With some unfortunate exceptions, the same holds true for probation officers, social workers and shelter house staff. They return phone calls. They come to court. They are often aware of problems before you are and can often be convinced try to work something out with you before taking the matter to the court. Finally, the more rabid law-and-order prosecutors don’t seem to end up at the Juvenile Division of the Attorney General’s Office.
Where the “one family, one court” approach becomes problematic is during the guilt-finding phase. As it turns out, D.C. family court judges have very good memories that are aided, I assume, by the private notes that they take on each respondent. I appeared in front of Judge Lee the other day on behalf of a client who had just been arrested on a new charge, and was amazed that the judge not only remembered little things about my client (that he liked to play basketball, what he had said at the last listing on the other case), the judge also remembered details about the client’s mother.
Having the judge remember details like this can make the juvenile feel cared for and respected. I was often struck by how many adult clients in Philadelphia seemed convinced that the judge took a personal interest in their affairs. Only when this notion began to interfere with my representation would I disabuse them of this notion: the judge really has no clue who you are. But she will be plenty angry if you violate the terms of your probation.
This is not true in D.C. juvenile court. In fact, the judges there may sometimes remember clients all too well. A Family Court judge recently found one of my clients guilty after trial of “carrying a dangerous weapon.” You have got to stop carrying kitchen knives around in your pocket, the judge told the juvenile during the disposition hearing. Heck, you should have learned that lesson two years ago when I convicted you of the exact same offense.
So what can you do as their lawyer to rectify this? The question of recusals did not come up in our training for the panel; nor does it appear to be included in any of the voluminous materials we were given. So I asked some of my colleagues who have been doing this a lot longer than I. They laughed. Good luck with that, they said.
For one thing, there are only four judges who currently hear juvenile cases in the District: Judges Milton Lee, Maurice Ross, Maribeth Raffinan, and Robert Rigsby (who just replaced Judge Broderick). With many kids picking up multiple cases, you would rapidly run out of judges to hear cases if each charge had to go in front of a different judge.
I suppose you could also run into a problem with “forum shopping”; that is, defense lawyers asking for a recusal in order to put the case in front of a different judge because, let’s face it, some judges are more defense-friendly than others. And, of course, there is always the reluctance from a tactical standpoint to subject your client to an annoyed judge who has just denied your recusal motion.

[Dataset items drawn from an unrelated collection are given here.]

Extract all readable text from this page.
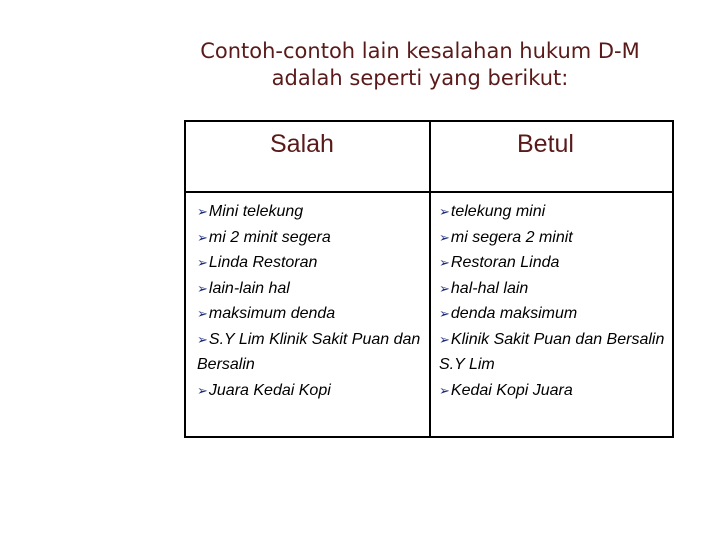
Contoh-contoh lain kesalahan hukum D-M
adalah seperti yang berikut:
Salah	Betul

➢Mini telekung

➢mi 2 minit segera

➢Linda Restoran

➢lain-lain hal

➢maksimum denda

➢S.Y Lim Klinik Sakit Puan dan Bersalin

➢Juara Kedai Kopi

➢telekung mini

➢mi segera 2 minit

➢Restoran Linda

➢hal-hal lain

➢denda maksimum

➢Klinik Sakit Puan dan Bersalin S.Y Lim

➢Kedai Kopi Juara
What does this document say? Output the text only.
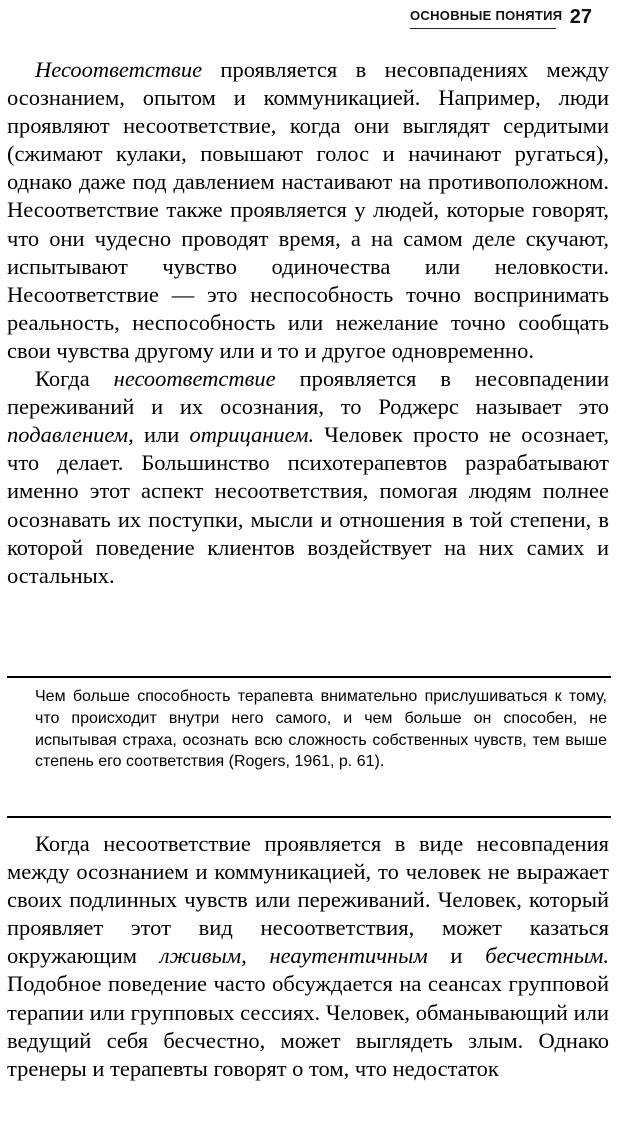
ОСНОВНЫЕ ПОНЯТИЯ 27

Несоответствие проявляется в несовпадениях между осознанием, опытом и коммуникацией. Например, люди проявляют несоответствие, когда они выглядят сердитыми (сжимают кулаки, повышают голос и начинают ругаться), однако даже под давлением настаивают на противоположном. Несоответствие также проявляется у людей, которые говорят, что они чудесно проводят время, а на самом деле скучают, испытывают чувство одиночества или неловкости. Несоответствие — это неспособность точно воспринимать реальность, неспособность или нежелание точно сообщать свои чувства другому или и то и другое одновременно.

Когда несоответствие проявляется в несовпадении переживаний и их осознания, то Роджерс называет это подавлением, или отрицанием. Человек просто не осознает, что делает. Большинство психотерапевтов разрабатывают именно этот аспект несоответствия, помогая людям полнее осознавать их поступки, мысли и отношения в той степени, в которой поведение клиентов воздействует на них самих и остальных.

Чем больше способность терапевта внимательно прислушиваться к тому, что происходит внутри него самого, и чем больше он способен, не испытывая страха, осознать всю сложность собственных чувств, тем выше степень его соответствия (Rogers, 1961, p. 61).

Когда несоответствие проявляется в виде несовпадения между осознанием и коммуникацией, то человек не выражает своих подлинных чувств или переживаний. Человек, который проявляет этот вид несоответствия, может казаться окружающим лживым, неаутентичным и бесчестным. Подобное поведение часто обсуждается на сеансах групповой терапии или групповых сессиях. Человек, обманывающий или ведущий себя бесчестно, может выглядеть злым. Однако тренеры и терапевты говорят о том, что недостаток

We are thus left with the fiction that a judge can completely clear her mind of everything else she knows about your client when determining the client’s involvement in an offense. There is always the ideal of what we would hope to accomplish with the criminal justice system. And then there are the accommodations we make every day to reflect reality. Sometimes the “good enough” will just have to do. Except for those times, of course, when you are the defendant and it doesn’t.